I don't believe in kicking a man when he's down. And Hogan is certainly down at this point. For as much as I dislike him, I am honest enough to admit that he has done some very good things for Grizzly athletics.

He was an integral part of the Grizzlies' most successful run in athletics. He helped build Washington-Grizzly Stadium and Dahlberg Arena into the majestic places they are today. Hogan helped build Montana's high level of success in football, where the Grizzlies won two national championship titles, eight Big Sky Conference titles and a record 11 straight NCAA playoff appearances.

In 1996 and 1998, UM swept the Big Sky titles in football, men's basketball and women's basketball, something that no other Big Sky school has accomplished.

But in the pursuit of success, Hogan at times alienated coaches, players, boosters and employees. He was brash in his approach and made no apologies for it.

With the discrepancies and accounting mistakes revealed, Hogan was really left no other choice in the situation.
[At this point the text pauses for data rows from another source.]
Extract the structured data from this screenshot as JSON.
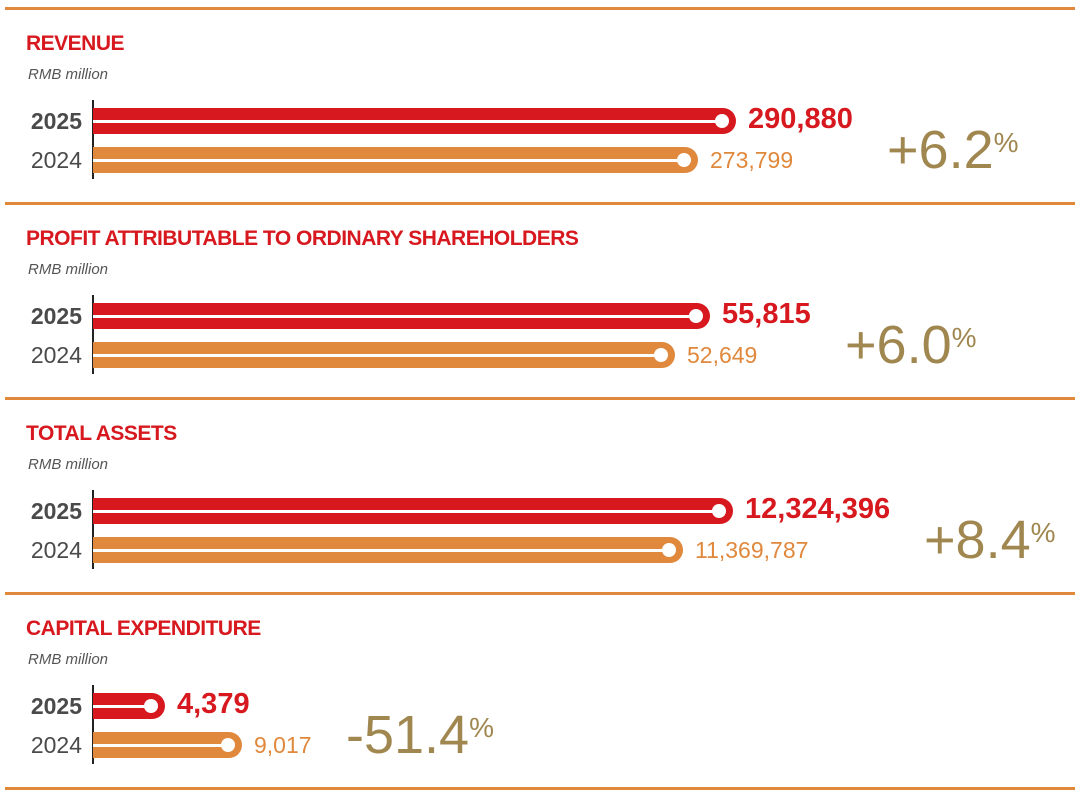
{
  "colors": {
    "current": "#d7191f",
    "previous": "#e0883c",
    "change": "#a08750",
    "rule": "#e0883c"
  },
  "chart_data": [
    {
      "type": "bar",
      "title": "REVENUE",
      "unit": "RMB million",
      "categories": [
        "2025",
        "2024"
      ],
      "values": [
        290880,
        273799
      ],
      "value_labels": [
        "290,880",
        "273,799"
      ],
      "change": "+6.2",
      "change_unit": "%"
    },
    {
      "type": "bar",
      "title": "PROFIT ATTRIBUTABLE TO ORDINARY SHAREHOLDERS",
      "unit": "RMB million",
      "categories": [
        "2025",
        "2024"
      ],
      "values": [
        55815,
        52649
      ],
      "value_labels": [
        "55,815",
        "52,649"
      ],
      "change": "+6.0",
      "change_unit": "%"
    },
    {
      "type": "bar",
      "title": "TOTAL ASSETS",
      "unit": "RMB million",
      "categories": [
        "2025",
        "2024"
      ],
      "values": [
        12324396,
        11369787
      ],
      "value_labels": [
        "12,324,396",
        "11,369,787"
      ],
      "change": "+8.4",
      "change_unit": "%"
    },
    {
      "type": "bar",
      "title": "CAPITAL EXPENDITURE",
      "unit": "RMB million",
      "categories": [
        "2025",
        "2024"
      ],
      "values": [
        4379,
        9017
      ],
      "value_labels": [
        "4,379",
        "9,017"
      ],
      "change": "-51.4",
      "change_unit": "%"
    }
  ]
}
He was never afraid to tell people who ran the show in the athletics department before, and he certainly couldn't back out now. He took full responsibility for the problem, while still managing to insinuate blame on others, which is something only Hogan can do.

"These recent events have called the very credibility of my leadership into question in the minds of many of our constituents," Hogan said. "The human error and mistakes made within my department that have led to much of our current budget crisis are inexcusable and have brought great embarrassment to the athletic department and to the university."

He also managed to take a shot at the media outlets, that he was more than willing to use to his advantage during his tenure.

"My continued role in the current media feeding frenzy is doing a tremendous disservice to my wife and son," he said. "Over the past few months my family has endured much of the burden these troublesome discoveries have caused as they have been painstakingly uncovered by myself and others. The emotional well-being of those I love the most has been compromised. Life is too short. I have neither the energy, nor the will, to continue to make myself and my family a target of ridicule and bitterness."

To be fair, Hogan never ducked the media. Being a former journalism major, he understood all to well the pros and cons of being a highly visible person in the newspaper.

The relationship between the media and sports administrators will always be fickle at best. But to blame the emotional well-being of his family on the media's reporting of serious financial problems in what is the most prestigious and visible athletic program in the state is irresponsible.

If you take the responsibility of the financial mess, you take responsibility of the repercussions, including the media coverage, that come with it.

Still, from the beginning Hogan was always clear about who called the shots in the athletics department and it is that sort of individuality that led to his resignation.

"It makes no sense to continue playing the game of who's to blame," he said "My parents taught me well the lessons of accountability. As the saying goes, the buck stops here."

Obviously, the bucks didn't stop rolling out in the UM athletic department, even if the proverbial checkbook was empty.

There is something to be said about karma.

A man who shamelessly treated and referred to UM athletics as a business and looked at the bottom line when it came to his handling of personnel and situations was ultimately undone by his own department's bottom line.